Each human can be thirsty and hungry, feel warm or cold, and defend itself against diseases or enemies. So can a bee colony. The difference is that a human being is one living organism, connected by the nervous system and the bloodstream, whilst a bee colony consists of separate animals. However, in a way the colony behaves like a singular living organism, in that the individual bees work together like the cells of a human.
If a bee colony is hungry the forager bees must fly out to get nectar. When a forager returns with nectar she will look for a storer bee which will take up her nectar and process it. After that, the forager will dance, thus telling other foragers how far and in which direction the nectar can be found, the type of flowers and the quality of the nectar source.
If honey supplies are low in the nest (or hive) the storer bees will take up the nectar very fast from the foragers. If the storer bees are fully employed, for example looking for empty cells to store honey, it will take time for the forager bees to find a storer bee. If this time exceeds one minute the forager bee will not dance, and will not immediately leave the hive again. In this way the flow of nectar into the hive is regulated, according to the storage space available.
Another thing could happen. If incoming foragers cannot deliver their nectar fast enough, they rush through the hive in a special manner, shaking other bees and letting them know that more storers are required.
If a nest (or hive) gets too hot inside, it needs cooling. Otherwise the wax combs will become soft and sink, killing the larvae. Some worker bees will work as ventilators; using their wings as fans to augment the air flow inside the hive. If that is not enough, water collecting bees fly out and return with water which is spread over the cells: the evaporation of the water cools the nest. At the same time, forager bees that have collected nectar containing a lot of sugar will find it difficult to deliver to the storer bees which instead prefer diluted nectar or plain water. This behaviour stops the nectar flow and augments the water intake of the hive. When the hive has been cooled sufficiently the forager bees carrying water can hardly unload their water, while the nectar carriers are eagerly received. In this way the temperature of the hive is regulated.
The area of the nest with eggs and larvae (the brood nest) must be kept at 35°C. If the temperature falls below this, worker bees gather and heat the area with muscle movements.

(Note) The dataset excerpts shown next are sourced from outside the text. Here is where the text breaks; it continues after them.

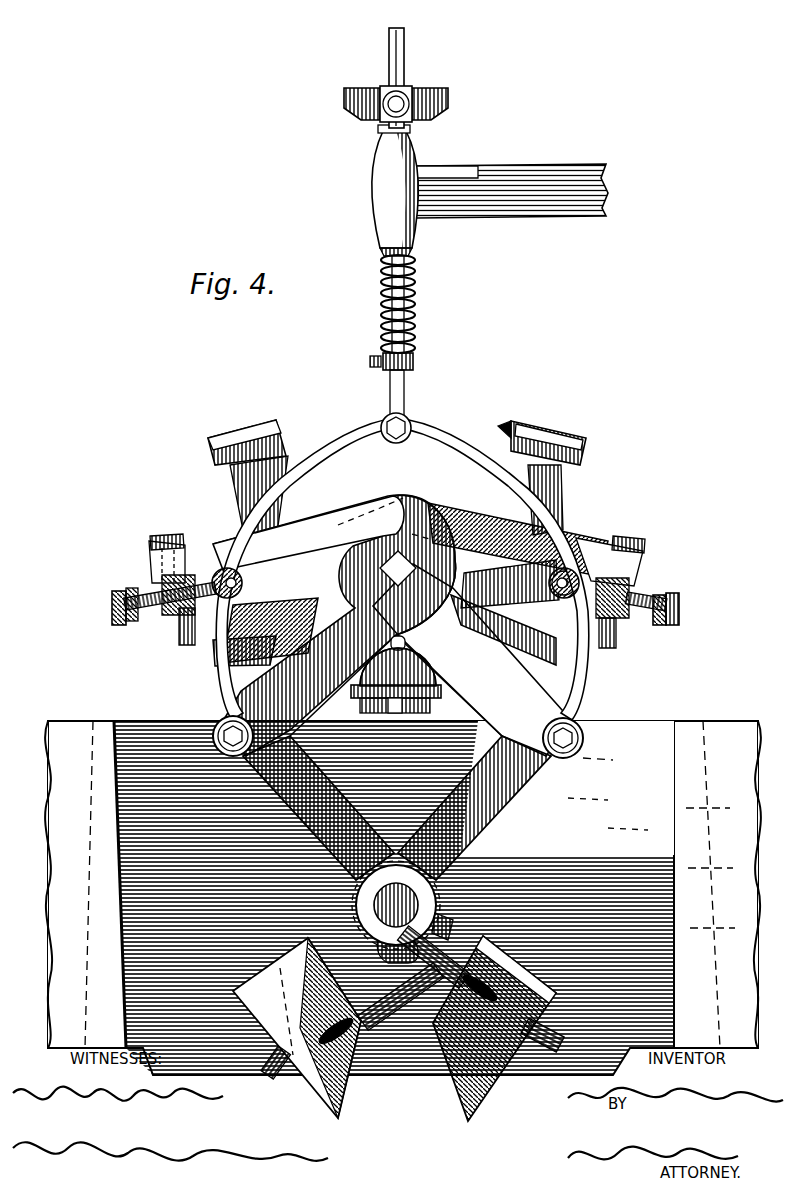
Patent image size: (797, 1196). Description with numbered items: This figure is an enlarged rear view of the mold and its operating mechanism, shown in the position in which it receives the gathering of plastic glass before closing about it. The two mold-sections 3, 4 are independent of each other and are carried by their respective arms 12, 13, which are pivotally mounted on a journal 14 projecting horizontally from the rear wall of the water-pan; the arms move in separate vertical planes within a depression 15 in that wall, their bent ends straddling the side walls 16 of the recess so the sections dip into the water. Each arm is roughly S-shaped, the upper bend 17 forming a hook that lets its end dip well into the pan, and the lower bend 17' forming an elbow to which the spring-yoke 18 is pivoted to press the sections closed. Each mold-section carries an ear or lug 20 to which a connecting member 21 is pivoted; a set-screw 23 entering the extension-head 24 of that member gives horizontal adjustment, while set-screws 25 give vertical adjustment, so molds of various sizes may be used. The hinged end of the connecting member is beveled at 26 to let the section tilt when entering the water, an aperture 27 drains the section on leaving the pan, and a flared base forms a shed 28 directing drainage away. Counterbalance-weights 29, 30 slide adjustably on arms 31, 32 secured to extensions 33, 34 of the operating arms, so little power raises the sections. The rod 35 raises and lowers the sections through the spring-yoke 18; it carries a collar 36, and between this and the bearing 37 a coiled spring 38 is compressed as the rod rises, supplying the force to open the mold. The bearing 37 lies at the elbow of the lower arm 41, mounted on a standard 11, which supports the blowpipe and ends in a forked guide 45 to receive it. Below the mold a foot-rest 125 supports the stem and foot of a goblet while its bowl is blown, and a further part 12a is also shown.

The mold-section 3 is at (248, 472).
The mold-section 4 is at (542, 469).
The standard 11 is at (412, 544).
The arm 12 is at (318, 808).
The arm 13 is at (474, 808).
The journal 14 is at (430, 896).
The depression 15 is at (394, 898).
The side walls 16 is at (92, 840).
The upper bend 17 is at (343, 695).
The lower bend 17' is at (451, 698).
The spring-yoke 18 is at (458, 430).
The ear or lug 20 is at (549, 588).
The connecting member 21 is at (215, 588).
The set-screw 23 is at (110, 615).
The extension-head 24 is at (132, 610).
The set-screws 25 is at (158, 529).
The bevel 26 is at (245, 558).
The aperture 27 is at (275, 598).
The shed 28 is at (520, 636).
The counterbalance-weight 29 is at (297, 1028).
The counterbalance-weight 30 is at (494, 1028).
The arm 31 is at (262, 1080).
The arm 32 is at (545, 1040).
The extension 33 is at (401, 997).
The extension 34 is at (395, 940).
The rod 35 is at (381, 388).
The collar 36 is at (406, 353).
The bearing 37 is at (366, 214).
The coiled spring 38 is at (410, 297).
The lower arm 41 is at (499, 200).
The forked guide 45 is at (444, 91).
The dome cap 12a is at (398, 667).
The foot-rest 125 is at (383, 692).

There are many other regulatory mechanisms inside the hive. Pheromones are chemical substances transferred from one bee to another. Pheromones from the queen are taken up by the court of worker bees around her. These workers transfer the pheromones to other workers. The queen pheromones give the bees the message: the queen is alive and in good health. If a queen is taken away the workers feel it within an hour or two in a large colony and in a small nucleus
it only takes minutes. You can hear the recognition in the sound of the bees. If a new queen is not introduced the workers will build queen cells around young larvae and rear them to become queens.
Pheromones are also sent out by a threatening bee to make other bees alert, and from a sting placed in our skin to call other bees to attack.
The guard bees that give their lives to chase enemies away can be compared to our leucocytes (white blood corpuscles) which attack bacteria invading our body. Many leucocytes die in that process.
We cannot understand bees if we only look at single bees. We need to look at the complete colony as a functional entity to understand the life of the bee.